Browsing Category: "Leadership"

Leadership, Financial Institutions and Awareness

Thursday, July 3rd, 2008 | Financing, Leadership with No Comments »

Why do financial institutions leave so much on the table! When opportunity knocks answer the door. Awareness to exercise leadership is here and financial institutions retreat into the statistics while overlooking the obvious. The economy is taking a nose dive most of the banking and financial institutions are unaware of the massive opportunity available. Though financial success has to do with being at the right time and in the right place one has to also be aware that it is the right time and the right place.

Banks and other institutions are not aware that they are in position to blast off like a rocket. To exercise this type of leadership it will take guts and insight to the overall effect the economy is having on everyday people.

In the midst of uncertain times, where the economy is tanking on most fronts, opportunity is ringing loudly and yet it is not being heard. What am I taking about? I am talking about leadership and awareness.

Credit is being tightened up, people are upside down on their homes, and oil is starting to restrict mobility of most Americans. Yet the win win attitude has not come forth from the financial sectors. They are just worried how they will come out of this economic mess. Everyone affected by this downturn is worried about the same thing.

Being an optimist I see the most incredible opportunity for these institutions. The opportunity is to help families and small businesses figure out what they need to do to weather this economic storm. Let us look at some background then I can take you through the opportunity portion of this leadership idea.

During the last prosperous movement in the markets and housing industries from the mid 1990’s up to around the summer of 2006, many things have come to past. More people got into homes, started new business, had job stability, and people were filling up their 401Ks and IRAs. Money was easy to find, private investors had seen little risk even in the sub prime markets.

Life was good. Our banking institutions were our financial partners for these new homes or new business etc. But, when things go south, where are these partners? They were readily available to finance people when things are going well, but how about when things are not going well? The bean counters are now abandoning the very source of their prior prosperity and that is the very people they originally financed.

When this occurs, social responsibility is out the window. Oh, yes they may have some projects to help rebuild some areas or give to a charity. They now see many savings accounts start to dwindle, foreclosures start to increase and new businesses close down.

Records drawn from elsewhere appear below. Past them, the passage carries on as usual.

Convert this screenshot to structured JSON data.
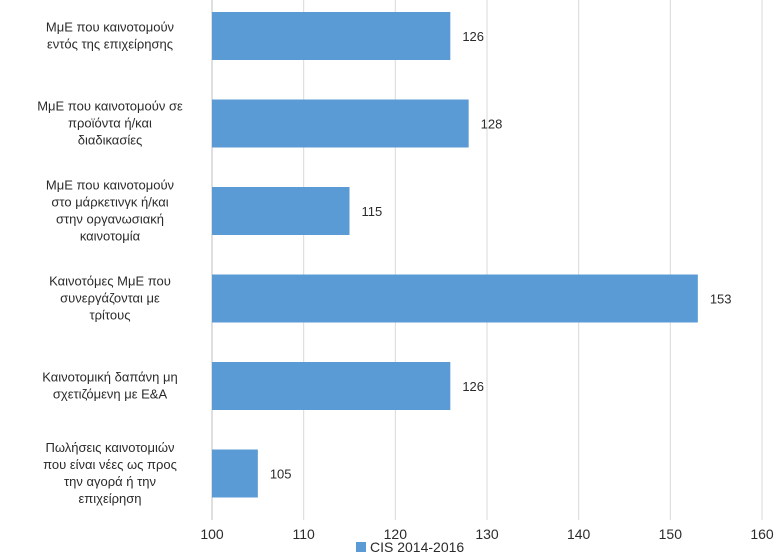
{
  "chart_data": {
    "type": "bar",
    "orientation": "horizontal",
    "categories": [
      "ΜμΕ που καινοτομούν εντός της επιχείρησης",
      "ΜμΕ που καινοτομούν σε προϊόντα ή/και διαδικασίες",
      "ΜμΕ που καινοτομούν στο μάρκετινγκ ή/και στην οργανωσιακή καινοτομία",
      "Καινοτόμες ΜμΕ που συνεργάζονται με τρίτους",
      "Καινοτομική δαπάνη μη σχετιζόμενη με Ε&Α",
      "Πωλήσεις καινοτομιών που είναι νέες ως προς την αγορά ή την επιχείρηση"
    ],
    "category_label_lines": [
      [
        "ΜμΕ που καινοτομούν",
        "εντός της επιχείρησης"
      ],
      [
        "ΜμΕ που καινοτομούν σε",
        "προϊόντα ή/και",
        "διαδικασίες"
      ],
      [
        "ΜμΕ που καινοτομούν",
        "στο μάρκετινγκ ή/και",
        "στην οργανωσιακή",
        "καινοτομία"
      ],
      [
        "Καινοτόμες ΜμΕ που",
        "συνεργάζονται με",
        "τρίτους"
      ],
      [
        "Καινοτομική δαπάνη μη",
        "σχετιζόμενη με Ε&Α"
      ],
      [
        "Πωλήσεις καινοτομιών",
        "που είναι νέες ως προς",
        "την αγορά ή την",
        "επιχείρηση"
      ]
    ],
    "series": [
      {
        "name": "CIS 2014-2016",
        "values": [
          126,
          128,
          115,
          153,
          126,
          105
        ],
        "color": "#5b9bd5"
      }
    ],
    "data_labels": [
      "126",
      "128",
      "115",
      "153",
      "126",
      "105"
    ],
    "xlim": [
      100,
      160
    ],
    "xticks": [
      "100",
      "110",
      "120",
      "130",
      "140",
      "150",
      "160"
    ],
    "grid": true,
    "legend_position": "bottom"
  }
}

Yet let us take a closer look at the core of this dilemma.

The core of this is people. People who may have hit on hard times, maybe just need more cash to pay for the elevated prices on food, utilities and gas for the family car. The families affected have solutions that may be limited by what they already know. Families may take the route of drawing down their savings accounts, 401ks, IRAs or stop any savings altogether.

There are groups out there working on improving family credit worthiness and saving homes from the foreclosure markets, which is a good thing to do. My next question is where are the banking and financial institutions on all this? What are they doing to help their customer base weather the financial uncertainties being faced today?

Let me illustrate the problem especially in the housing market. A banker calls me and says they have a solution to my problem. How can that be? My house is now worth 56% less than what it was in 2006. My estimation is that the housing market will continue to roll back another 10 to 15% over the next 6 months. It will take approximately 7 to 10 years to recover that loss in value and equity. What will they do for me? Another loan maybe based on what?

You see there is no provision for this type of problem. This devaluation happened only once before that I can remember, back in the 1980s. I don’t believe that a provision for such an occurrence has been added to any mortgage contract.

The other situation is the drawing down on savings and other financial instruments. A year ago it use to cost $ 50.00 to commute to work and now it costs $ 150.00. Food prices have been affected as well, my average cost on food was $ 30.00 a week, now the same items cost me $ 48.00 dollars a week.

So if one was saving let us say $ 100.00 per month and placing it toward a child’s future education or toward retirement that discretionary income has been wiped out. Well most financial institutions will leave it at that. The question is why? I will say this it is due to lack of leadership and awareness; they are leaving the future on the table at this point of the game.

The truth is that there are other ways in which any institution can help individuals save money. All that is necessary is the will to do it. It may cost the institution a little bit of money but the relationship and loyalty that will come out of it will be incredible.